Why We Still Celebrate the Grind
As a mother, entrepreneur and coach, I’ve been noticing something lately: growth and success still get equated with the grind. We celebrate the late nights and constant hustle. We rarely celebrate the pause.
I love the pause. I’ve crafted programmes around the pause.
When Research Catches Up With Lived Experience
So when I read the ICSB 2026 Top Ten Trends for Women Entrepreneurs, one finding stopped me: “Founder Well-Being & Sustainable Leadership” is now named as a critical business trend, explicitly linking mental health to business performance.

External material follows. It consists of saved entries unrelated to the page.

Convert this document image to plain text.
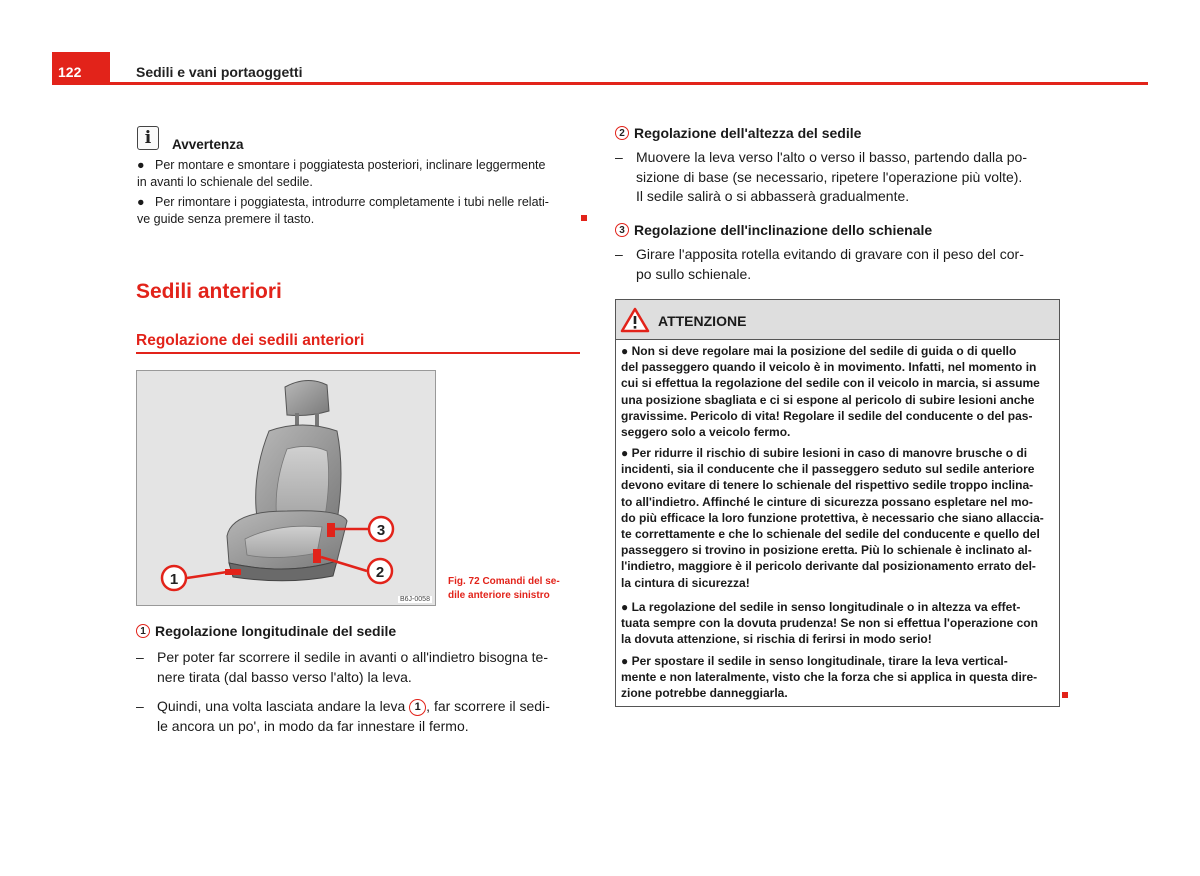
122	Sedili e vani portaoggetti
i	Avvertenza
● Per montare e smontare i poggiatesta posteriori, inclinare leggermente
in avanti lo schienale del sedile.
● Per rimontare i poggiatesta, introdurre completamente i tubi nelle relati-
ve guide senza premere il tasto.
Sedili anteriori
Regolazione dei sedili anteriori
1	2
3
B6J-0058
Fig. 72 Comandi del se-
dile anteriore sinistro
1 Regolazione longitudinale del sedile
– Per poter far scorrere il sedile in avanti o all'indietro bisogna te-
nere tirata (dal basso verso l'alto) la leva.
– Quindi, una volta lasciata andare la leva 1 , far scorrere il sedi-
le ancora un po', in modo da far innestare il fermo.
2 Regolazione dell'altezza del sedile
– Muovere la leva verso l'alto o verso il basso, partendo dalla po-
sizione di base (se necessario, ripetere l'operazione più volte).
Il sedile salirà o si abbasserà gradualmente.
3 Regolazione dell'inclinazione dello schienale
– Girare l'apposita rotella evitando di gravare con il peso del cor-
po sullo schienale.
ATTENZIONE
● Non si deve regolare mai la posizione del sedile di guida o di quello
del passeggero quando il veicolo è in movimento. Infatti, nel momento in
cui si effettua la regolazione del sedile con il veicolo in marcia, si assume
una posizione sbagliata e ci si espone al pericolo di subire lesioni anche
gravissime. Pericolo di vita! Regolare il sedile del conducente o del pas-
seggero solo a veicolo fermo.
● Per ridurre il rischio di subire lesioni in caso di manovre brusche o di
incidenti, sia il conducente che il passeggero seduto sul sedile anteriore
devono evitare di tenere lo schienale del rispettivo sedile troppo inclina-
to all'indietro. Affinché le cinture di sicurezza possano espletare nel mo-
do più efficace la loro funzione protettiva, è necessario che siano allaccia-
te correttamente e che lo schienale del sedile del conducente e quello del
passeggero si trovino in posizione eretta. Più lo schienale è inclinato al-
l'indietro, maggiore è il pericolo derivante dal posizionamento errato del-
la cintura di sicurezza!
● La regolazione del sedile in senso longitudinale o in altezza va effet-
tuata sempre con la dovuta prudenza! Se non si effettua l'operazione con
la dovuta attenzione, si rischia di ferirsi in modo serio!
● Per spostare il sedile in senso longitudinale, tirare la leva vertical-
mente e non lateralmente, visto che la forza che si applica in questa dire-
zione potrebbe danneggiarla.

I love it when research catches up with what so many of us have been learning the hard way.
Your Brain on Survival Mode
Neuroscience backs this up. Our brains cannot lead, create or innovate from survival mode:
Chronic stress shrinks parts of the prefrontal cortex responsible for decision-making and creativity.
Sleep deprivation impairs judgment to a degree comparable to intoxication—yet we wear exhaustion like a badge of honour.
The brain needs psychological safety to access higher‑order thinking; running on fumes keeps us in “lizard brain” mode.
What Conscious Parenting Taught Me About Leadership
I see the same pattern in conscious parenting. I often remind parents: we can’t show up fully for our children when we’re not resourced ourselves. I’m realising how deeply this applies to leadership, too. When our nervous system is depleted, we have nothing real to draw from for our teams, clients or families.
What I’m Practising Right Now
𝐏𝐫𝐨𝐭𝐞𝐜𝐭𝐞𝐝 𝐫𝐞𝐜𝐨𝐯𝐞𝐫𝐲 𝐭𝐢𝐦𝐞 – scheduled into my calendar, not squeezed into “leftover” time.
𝐂𝐨𝐦𝐦𝐮𝐧𝐢𝐭𝐲 𝐜𝐨𝐧𝐧𝐞𝐜𝐭𝐢𝐨𝐧 – because isolation accelerates burnout; being with women who “get it” is part of my regulation plan.
𝐑𝐞𝐠𝐮𝐥𝐚𝐫 𝐫𝐞𝐟𝐥𝐞𝐜𝐭𝐢𝐨𝐧 – simple check‑ins so I notice when I’ve slipped back into autopilot.
None of this comes naturally to me. Ok.... 1 out of 3 comes naturally. My default is to move fast, do more, keep building. Slowing down still feels counterintuitive.
But I’m learning the more I resource myself, the more I have to give.
A Gentle Reminder for Founders and Mothers
If you’re a founder, a leader, a mother (or all three), this is your reminder: you don’t have to earn your pause with burnout.